By: Autumn Smith
Last year and the year before, I wanted to die.
It’s strange to read that out loud. It’s hard to believe that I ever fully grasped the realness of that, but I think I did.
It happened over time, and it was a combination of severe depression, hormones, and finally realizing how sick I was. I’ve always dealt with chronic anxiety and it’s easy for me to slip into a depression. It’s also easy to let it go untreated. Lupron is a strong medication to stop the production of endometriosis, and it basically makes you go through menopause. I knew nothing about this drug before I started my two years on it, and as much as I love my doctor’s care, he didn’t tell me about the side effects. It hit me at the worst time in the worst way.
When you first start to get sick, it’s tough. When you realize you might be sick for a while, have multiple surgeries, years of pain, and the high possibility of never having children, it’s traumatic. You almost have to go through a process of grieving, grieving your old self and the life you once knew. I was depressed, pumped full of hormones and going through that grieving process at the same time. I was lost in a fog of pain and fear of the future and I couldn’t remember what I was fighting for.

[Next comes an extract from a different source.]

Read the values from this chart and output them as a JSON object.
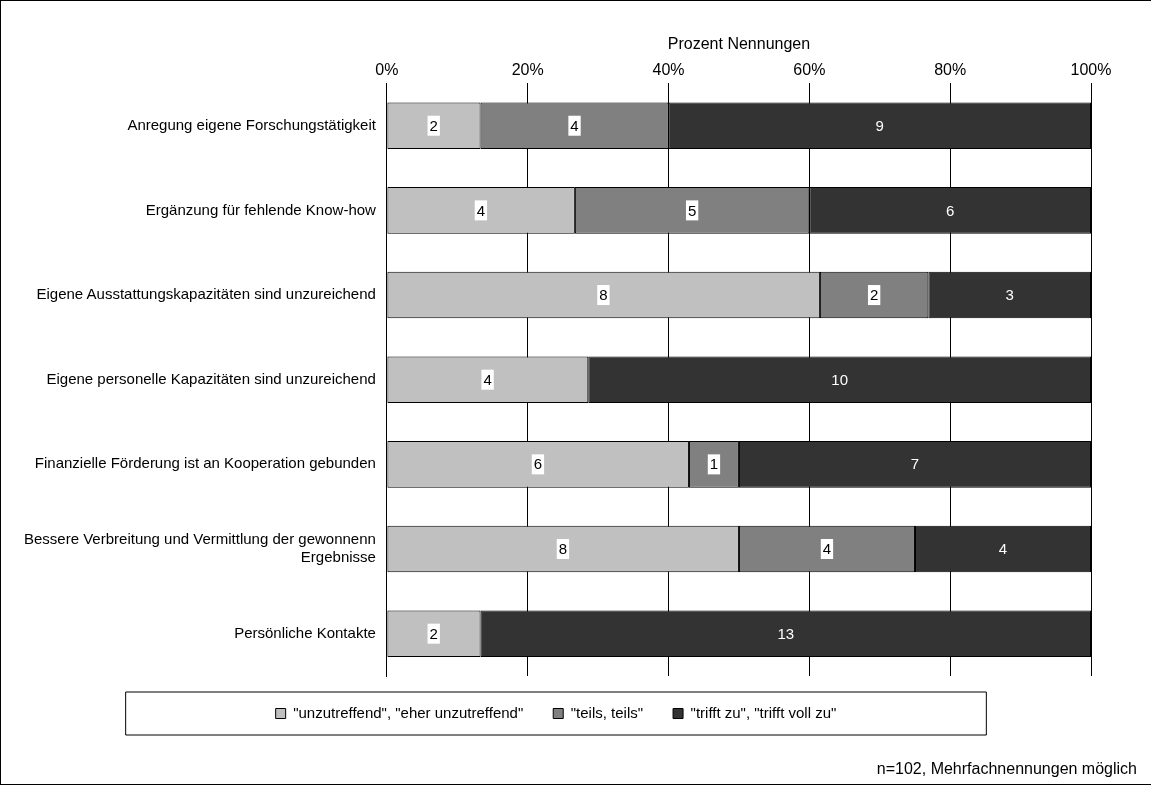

I woke up everyday not knowing what I was in for. More often than not I would wake up sick and in excruciating pain, stuck indoors until it was time for bed, only to wake up to do it again the next day. Everything hurt. My family was still trying to understand what I was going through and they couldn’t keep up with my needs. It was heartbreaking on nights where I would try to go out and have fun, only to be let down by my body. I was starting to cancel on my friends constantly. Why didn’t they hate me yet? I knew they would soon. I didn’t understand why my boyfriend still liked me either. There was no way he’d be able to put up with this for years to come. My body was changing in terrible ways, I couldn’t figure it out and I didn’t want him to wait around while I tried. I’m not sexy anymore, I sleep too much, my hormones make me break out, I lost weight, I gained weight, I cry everyday, I can’t take long walks, my pain medication makes me stupid, he watches me puke, he knows when I don’t poop, and I can only leave the house a quarter of the time he does. He has to think of ways to tell people why I’m not around. He has to stay home more. He has to have less fun. I loved my boyfriend so much, so why would I put him through this? I loved my friends so much, so why would I drive them to hate me? My family was important to me too, and I was putting them through hell. Fuck, I couldn’t even treat my dog the way she deserved anymore. Surely Ryan would walk her more often if he was the only one taking care of her. Without all of them in my life, I have nothing. I knew I’d never have the career I want if I couldn’t even make it to work everyday. I couldn’t even focus on fun art projects. I would never amount to anything. I would never contribute to society or even contribute to the lives of people I love. They will all be so much better off without me, I should die. I should die.
Turns out, none of that was true. Well, some of it is. I’m sick, I cancel a lot, my boyfriend has to stay home more, whatever. It sucks. A lot of it. There was a part I left out of the equation, and it was the good part. The biggest part. My life is full of so much good and I let myself become completely blinded by the bad. My family loves me almost too much, and they will forever keep finding ways to understand me and help me, and I still find ways to do the same for them. My real friends have and will stick it out through anything, and I know they need me too. My boyfriend and I have now been together for nine years and I truly believe we are more in love than ever. I feel like it was a gift to be able to watch his bravery and ability to be there for me in my time of need and adjust himself to this new, hopefully temporary lifestyle. It is a beautiful thing to be able to see your loved ones go above and beyond for you, and I cannot express that enough. I don’t think I would ever be able to love them this much, sometimes it feels like my heart could explode. Also, my dog still love me. More than anyone, actually. It turns out she really loves naps too.
Sometimes it doesn’t work out this way, and sometimes loved ones don’t come around. Sometimes relationships don’t work out. It was a huge struggle for all of them, and we still fight to work things out. I still have to voice my needs, and they have to voice theirs for me. It was the hardest transition in my life. As much as I need them, I know I could have gotten through it on my own and I know you can too if you don’t have anyone. I’ll tell you a little secret I’ve learned on this journey; we are super humans. It feels
to be able to get over the worst time of your life and make it out alive. And to be able to CONTINUE going through a shitty time in your life, and to turn it into something good. I WILL have a career, I don’t care how long it takes me or how hard it is. I WILL express myself creatively in every way that I can. I am an artist, and that part of me is never going to go away. I can accomplish things from my couch, and I’ll get off of it someday. I am funny, I am cool, I is kind, I is smart, I is important.
When I was listening to a podcast during the last month of my last job, a comedian was talking about when he was previously depressed and suicidal. He said something so simple that would forever change my life.
“When you want to kill yourself you’re sad and you want to make it go away. When you kill yourself the sadness doesn’t just go away, you end up giving it to everyone you love.”
My God, it’s so true. I am so important to everyone I love. I love them so much, so why would I ever take a chance at ruining their lives just to escape mine when it gets bad? Not a chance. They’ve been there for me, and now I will always be there for them.